I seem to recall that my teacher had mentioned that Centennial had been a big TV event a few years before⁠—if not, the cover of my copy, declaring it “A UNIVERSAL SPECTACULAR ON NBC”, would have brought it to my attention.  Attempting to capitalize on the enormous popularity of the 1977 miniseries Roots, Centennial ran for over twenty hours total (plus more than six additional hours of commercials!), and having cost $25 million to make (about $100 million in today’s dollars), it was the biggest‐budget television program up to that time.  Since it is much easier to watch television from the 1970s in 2018 than it was in 1985, I thought I’d finally check it out. 

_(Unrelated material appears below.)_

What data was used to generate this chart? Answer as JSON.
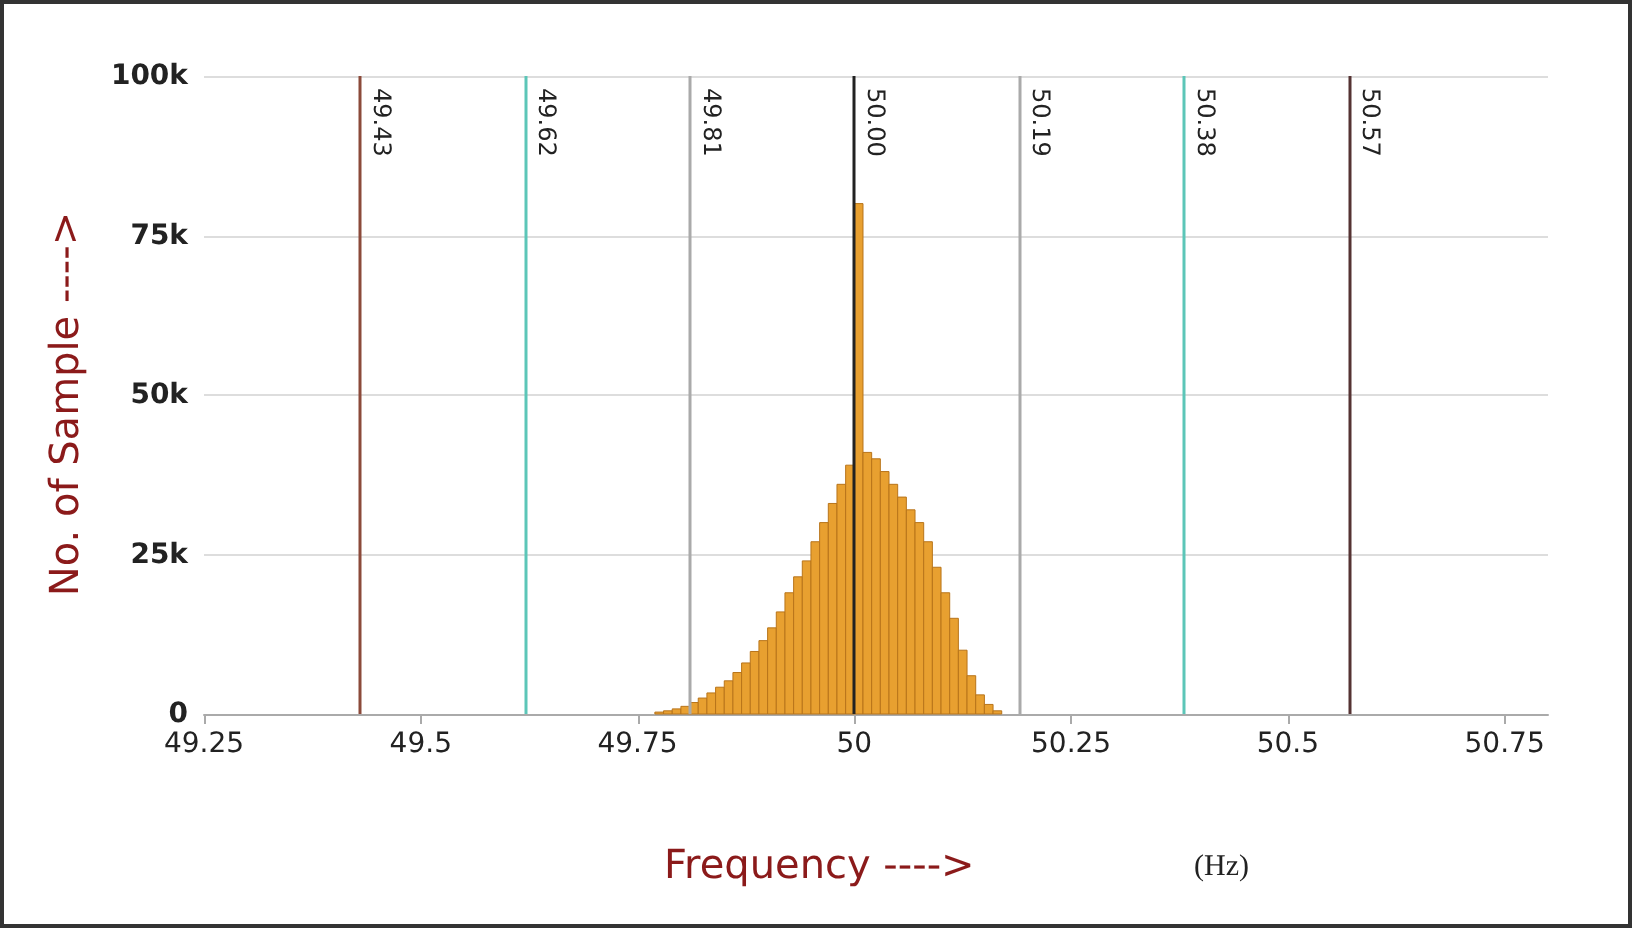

After I’d finished, I looked at some recent reviews, and it looks like some people can’t get past the fact that this is a TV movie series from the ’70s.  I can understand that; my Pattern 22 admits that I have a hard time with the conventions of older films myself.  So, sure, some of the accents here are dodgy, the music cues are heavy‐handed in 1970s fashion, and many of the actors end up doing several episodes in old age makeup that is less than totally convincing.  (Interestingly, the thirtysomething actors William Atherton and Lynn Redgrave only really come into their own when they’re playing the elderly versions of their characters.)  Nevertheless, I give it a thumbs‐up.  I don’t have a very strong visual imagination, so it really did add something to see the events of this novel I’ve come to know so well taking place against the backdrop of real‐life Colorado.  It turns out that the miniseries is pretty much a straight translation of the book, with a lot of the dialogue drawn directly from its pages⁠—that surprised me, because when I’ve worked on projects adapting books for the screen, we would read the source material, keep a couple of the character names, and write a new story more or less from scratch.  The main change here is that several characters have been given more dramatic deaths than they get in the book.  A few characters⁠—surprisingly few!⁠—have been conflated, and some things are elided: a couple of minutes on geology, a few seconds on animals, and less than six minutes after the opening credits have concluded, white men have already arrived.  The sections on hunting, farming, and the Mexican Revolution are mostly or entirely gone, and a lot of material is reduced to flashbacks or even just references in dialogue.  This, too, is understandable⁠—even with over twenty hours to play with, not every last thing in an 1104‐page novel is going to make the cut.  My main complaint is that a lot more could have been included if so much of the second half of the series hadn’t been a flippin’ clip show!  “Hey, remember that sequence in episode six? That was pretty exciting, huh? Well, here it is episode eight, so let’s enjoy that again!”  This was clearly not a series designed for the era of binge‐watching.